Covid-19 is an historical opportunity to reset the path of economic development and reboot it on a low carbon one, taking advantage of falling prices of renewable energy technologies and low interest rates to boost sustainable investment projects (Birol, 2020). Regulatory and financial incentives are critical to harness investments in renewables in the Mediterranean. However, it is equally important to encourage consumers, producers or suppliers to use or produce a share of electricity from renewables by offering tradable commodities such as tradable green certificates and carbon credits as proof of compliance and as a way to internalize market externalities (OECD, 2013).

The challenge now is to quickly implement not just separate economic, social and environmental recovery packages, but also integrated policies.
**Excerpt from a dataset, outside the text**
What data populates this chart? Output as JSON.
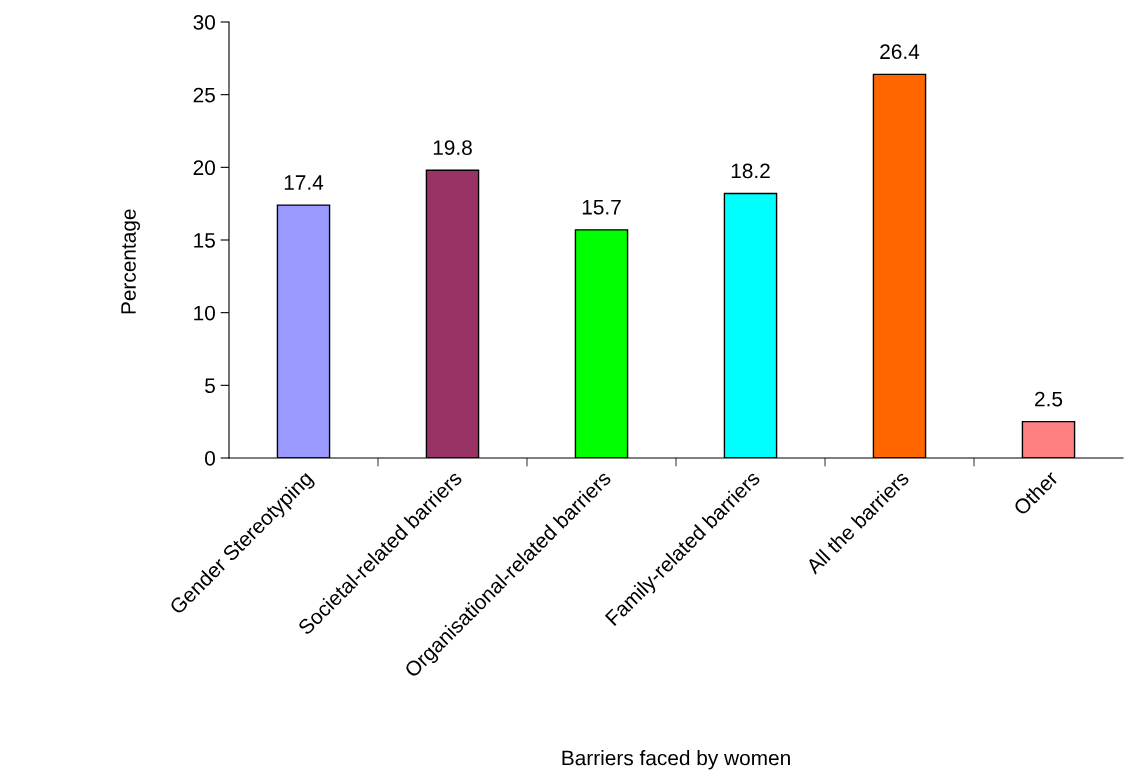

We need to combine social protection with climate action and economic recovery, not to build back, but to transform economies and societies in a just and green way.

Stimulus packages can be used to finance public works programmes in order to spur economic recovery in a way that is compatible with climate objectives (Hallegatte and Hammer, 2020). This implies pursuing economic recovery with a strong social focus on the inequalities of climate change, creating new low-carbon investments and green jobs, and reinvesting fuel taxes in social protection. These are the kinds of measures that will cut carbon emissions while improving lives and increasing community resilience to climate risks.

Both sides of the Mediterranean could benefit substantially from a new energy partnership that unfolds on a win-win scenario and puts the focus on the corporate sector: energy supply and demand security, the development of the industrial base, more jobs in the energy sector and in affiliated sectors, more competitive companies, economic benefits through economies of scale and a reduced environmental impact. To materialize this partnership and regain the progress made toward the energy transition, policymakers should invest in research and development, expanding human capital and modernizing energy infrastructure, particularly in the southern Mediterranean countries.